Understanding the Results: ▼Read more
Kriging, with cross-validation: After transforming or detrending the data, or both if necessary, fit the empirical variogram using several models. Select several neighborhoods. Perform cross-validation in order to evaluate the accuracy of the alternative models and neighborhoods. Then use the cross-validation to compare the accuracy of each model (and neighborhood) in order to choose the most suitable one. Through the analysis of the error terms, the most suitable model (the most accurate) and neighborhood are chosen for further estimates. The more accurate the model, the more likely it is that the kriging results are representative of the variable of interest.

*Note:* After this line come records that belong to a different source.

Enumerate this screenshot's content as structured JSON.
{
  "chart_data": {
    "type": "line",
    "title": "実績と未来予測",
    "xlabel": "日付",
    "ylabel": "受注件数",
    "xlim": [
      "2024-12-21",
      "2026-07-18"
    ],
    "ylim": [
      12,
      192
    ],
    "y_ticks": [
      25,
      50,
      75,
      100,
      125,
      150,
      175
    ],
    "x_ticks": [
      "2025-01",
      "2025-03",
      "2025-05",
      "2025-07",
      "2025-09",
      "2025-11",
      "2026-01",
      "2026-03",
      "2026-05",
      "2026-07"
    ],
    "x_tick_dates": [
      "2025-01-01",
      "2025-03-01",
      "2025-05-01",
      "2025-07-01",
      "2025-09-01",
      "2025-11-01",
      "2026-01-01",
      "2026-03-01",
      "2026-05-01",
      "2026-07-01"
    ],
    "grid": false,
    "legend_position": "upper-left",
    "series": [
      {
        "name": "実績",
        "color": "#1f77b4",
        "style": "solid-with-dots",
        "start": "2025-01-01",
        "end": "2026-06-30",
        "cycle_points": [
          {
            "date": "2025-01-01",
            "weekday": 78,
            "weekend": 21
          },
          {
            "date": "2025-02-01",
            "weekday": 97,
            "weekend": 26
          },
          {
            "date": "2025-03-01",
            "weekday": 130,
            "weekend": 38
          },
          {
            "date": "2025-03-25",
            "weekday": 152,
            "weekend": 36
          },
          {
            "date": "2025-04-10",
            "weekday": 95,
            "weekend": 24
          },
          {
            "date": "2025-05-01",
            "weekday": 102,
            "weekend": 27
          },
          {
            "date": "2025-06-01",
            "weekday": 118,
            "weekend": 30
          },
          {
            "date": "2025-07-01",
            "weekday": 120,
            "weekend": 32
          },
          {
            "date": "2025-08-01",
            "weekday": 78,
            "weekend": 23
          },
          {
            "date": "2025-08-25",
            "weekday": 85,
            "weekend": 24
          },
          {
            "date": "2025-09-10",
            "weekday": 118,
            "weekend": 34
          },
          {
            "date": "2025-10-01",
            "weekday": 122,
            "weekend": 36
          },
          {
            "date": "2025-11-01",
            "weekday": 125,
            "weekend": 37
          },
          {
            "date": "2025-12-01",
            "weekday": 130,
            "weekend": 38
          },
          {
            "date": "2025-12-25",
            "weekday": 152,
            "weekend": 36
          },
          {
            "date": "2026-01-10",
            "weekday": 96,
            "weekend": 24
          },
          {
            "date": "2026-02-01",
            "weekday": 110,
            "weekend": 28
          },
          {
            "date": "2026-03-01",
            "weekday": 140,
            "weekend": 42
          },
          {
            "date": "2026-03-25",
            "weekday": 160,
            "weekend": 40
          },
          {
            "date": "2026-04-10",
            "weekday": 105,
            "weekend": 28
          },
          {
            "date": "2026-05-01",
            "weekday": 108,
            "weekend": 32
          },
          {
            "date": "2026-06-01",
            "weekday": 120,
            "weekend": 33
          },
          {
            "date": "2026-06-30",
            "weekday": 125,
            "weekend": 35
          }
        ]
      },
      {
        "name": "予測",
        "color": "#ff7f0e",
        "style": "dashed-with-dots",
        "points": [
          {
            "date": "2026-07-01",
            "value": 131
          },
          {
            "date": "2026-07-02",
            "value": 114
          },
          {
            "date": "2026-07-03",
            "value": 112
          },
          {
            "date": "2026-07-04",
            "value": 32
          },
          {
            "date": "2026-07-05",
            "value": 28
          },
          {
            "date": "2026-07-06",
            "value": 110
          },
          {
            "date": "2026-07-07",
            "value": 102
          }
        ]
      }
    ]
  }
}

Contour kriging variance: The precision of the predictions generated from kriging can be measured using the prediction standard error or variance. By creating a map of the standard error or variance, the areas that may require additional sampling can be identified. To use this approach to evaluate potential additional sampling locations, first place a hypothetical sample in a zone of concern (high variance), assign it a random value of the variable of interest (for example, concentration), and then recalculate the map of variance from this new sample point to help determine whether the decrease in variance is significant.
Conditional simulation: Perform a Gaussian (normal distribution) transformation of the raw distribution. Fit a theoretical variogram, select a grid of prediction locations, and perform several simulations of concentrations (>100 for instance). Prepare maps of the probability of exceeding the remediation cleanup target concentrations. Estimate volumes of contamination for each simulation. The probability maps correspond to the risk of occurrence of contamination. Focus on blocks showing 30% to 60% probability of exceeding the threshold. In these blocks, the occurrence of contamination is not accurately estimated and represents the areas of uncertainty. The volume associated with these blocks can be estimated. Further investigations may be needed in these areas in order to improve the estimate of the risk of contamination and to minimize the uncertainty of the volume estimate.